First aid at sea, fire fighting at sea, sea survival, safety at sea, offshore commercially endorsed yachtmasters course – all of these certificates take hours of study and experience before you can even attempt the exams.
It was all worth it when launch day came around – Lady Grace and I were proudly ready for passengers.
I had been running the boat less than an hour when I got my first paying customer onboard. We were chatting away happily when I noticed a cloud of black smoke billowing through the floorboards behind him. The engine began to make some concerning noises and I stopped alongside a nearby barge.
How embarrassing – my first paying customer and I’d broken down and, if that wasn’t bad enough, he was my former Ocean Masters exam teacher from just months before.
Another course I had taken was on basic diesel engine repair and maintenance so was hoping I could sort this out myself. As I lifted up the engine hatch it revealed the swan neck had broken clean away from the header tank – I couldn’t sort that there and then.
I got a tow back to my mooring and my father-in-law kindly came to lend a hand. It turned out that the engine was too old to make a replacement viable and with a heavy heart I had to invest in a new engine.
The engineer was fantastic, the boat was whipped out the water on the Monday and the new engine was ordered. These engines are built to order, which took two weeks but by end of week three the new engine was fully fitted, tried, tested and the boat was sitting on its mooring ready for the weekend action.
Lady Grace was up and running smoothly by the Mersea Regatta – the busiest day of the year.
The morning’s sailing races were followed by rowing races, swimming races, races consisting of directing your blindfold husband while he rows, shovel races, walking the greasy pole and much more.
When all the races are over everyone retired ashore for food and to wander round the stalls. The prize-giving and the best firework display in the country was in the evening.
Then everyone wandered down to the fair ground, drinking and eating candyfloss until the bagpipes start to play and the whole of the Mersea population followed the pipers through the town.
This was the best day for Lady Grace’s official launch. I worked till gone midnight ferrying visiting yachtsmen back to their boats after the enjoyment ashore.
I named my boat after my husband’s Grandmother, whom I had loved dearly. She had unfortunately passed away the year before.

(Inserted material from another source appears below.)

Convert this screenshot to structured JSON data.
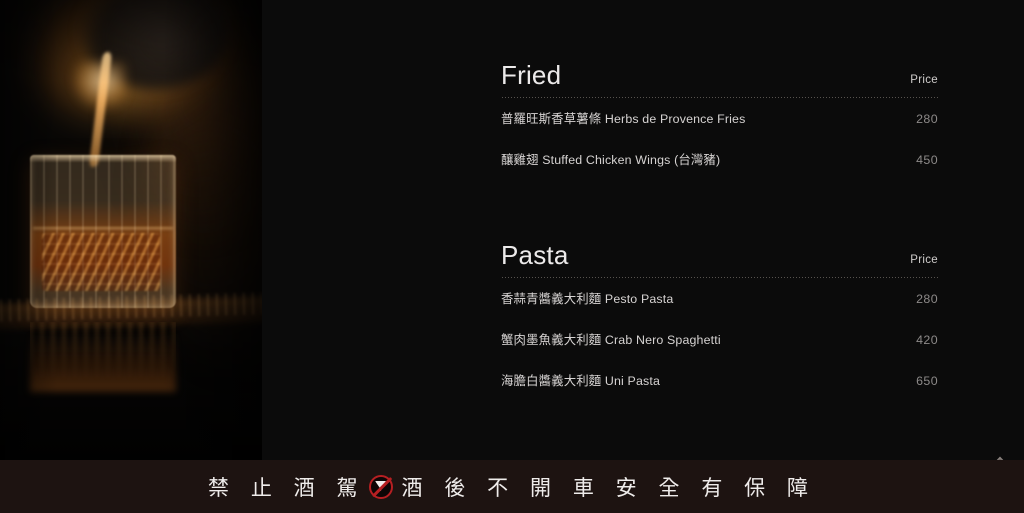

Grace had been Scottish and the skirl of the pipes seemed a fitting end to Lady Grace’s launch day. As the pipes started up I looked at Scott with tears in my eyes as all the wonderful memories of Grace came flooding back.
It seemed Scott, Lady Grace and I together would make a success of this business – her launch day had certainly been a success.
It was a sign of things to come. Just being on the water with Lady Grace brings me alive, it’s as though Grace is with me keeping me safe.